Privatizing air traffic control fits into a broader “small-government” philosophy.

“Being part of the federal government is not very conducive to efficient results,” said Rui Neiva, a policy analyst at the Eno Center for Transportation, which released an updated report last week in favor of spinning off air traffic control from the FAA. Other governments have done so successfully, including Canada.

The National Air Traffic Controllers Association union last year supported a proposal to spin off air traffic control, saying it would “make safety the top priority,” ensure stable funding and protect the controller workforce.

Air traffic controllers union president Paul Rinaldi in a written statement emphasized the importance of a “stable, predictable funding stream” to ensure progress on NextGen continues and “is not undermined.”

But consumer groups that formed a group called Americans Against Air Traffic Privatization say “the true incentives behind privatizing our nation’s ATC system [are] corporate control at the exclusion of workers and taxpayers.”

Opponents also note that foreign examples of successful privately-run systems cited by supporters involve much smaller systems than the one controlling U.S. airspace.

A MASSIVE SYSTEM

U.S. air traffic control by the numbers:

7,000 aircraft in the sky at any given time

23,911 commercial flights a day

476 airport traffic control towers

14,000 air traffic controllers

19,299 airports

Source: Federal Aviation Administration

DOGFIGHT OVER ATC

The issue at a glance:

— Today, the Federal Aviation Administration runs the U.S. air traffic control system and employs controllers.

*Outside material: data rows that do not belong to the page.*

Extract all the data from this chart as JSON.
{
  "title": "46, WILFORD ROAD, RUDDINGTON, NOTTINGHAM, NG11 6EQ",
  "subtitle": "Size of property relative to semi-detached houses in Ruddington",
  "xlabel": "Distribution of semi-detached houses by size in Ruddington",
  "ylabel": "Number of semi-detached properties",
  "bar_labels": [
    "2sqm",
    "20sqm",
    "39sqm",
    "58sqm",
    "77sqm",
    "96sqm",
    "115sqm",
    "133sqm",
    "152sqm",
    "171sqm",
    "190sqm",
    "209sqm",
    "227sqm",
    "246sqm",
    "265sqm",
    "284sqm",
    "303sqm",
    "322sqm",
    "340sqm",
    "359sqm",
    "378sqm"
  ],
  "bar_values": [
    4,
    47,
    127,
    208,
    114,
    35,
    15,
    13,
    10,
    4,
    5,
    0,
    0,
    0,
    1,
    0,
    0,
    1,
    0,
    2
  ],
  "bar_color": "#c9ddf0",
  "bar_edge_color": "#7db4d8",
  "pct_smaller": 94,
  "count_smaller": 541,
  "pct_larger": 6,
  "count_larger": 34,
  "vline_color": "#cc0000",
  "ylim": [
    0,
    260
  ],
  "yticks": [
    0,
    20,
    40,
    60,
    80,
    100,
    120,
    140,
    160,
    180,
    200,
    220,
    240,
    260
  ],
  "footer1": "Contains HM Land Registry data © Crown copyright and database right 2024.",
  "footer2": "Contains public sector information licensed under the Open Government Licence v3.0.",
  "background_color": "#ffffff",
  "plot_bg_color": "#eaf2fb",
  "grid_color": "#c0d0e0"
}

— The FAA is leading a massive, decades-long effort to modernize the air traffic control infrastructure, with a shift from ground-based radar to satellite-based navigation.

— Some airlines and others want to spin off air traffic control from the FAA into a non-profit entity funded with user fees. They say it would remove government budget constraints and the influence of politics that led to sequester and furloughs of controllers in recent years.

— Opponents say privatization could disrupt the FAA’s momentum on NextGen, and that it would amount to transferring a public good to corporate interests, with less room for government oversight.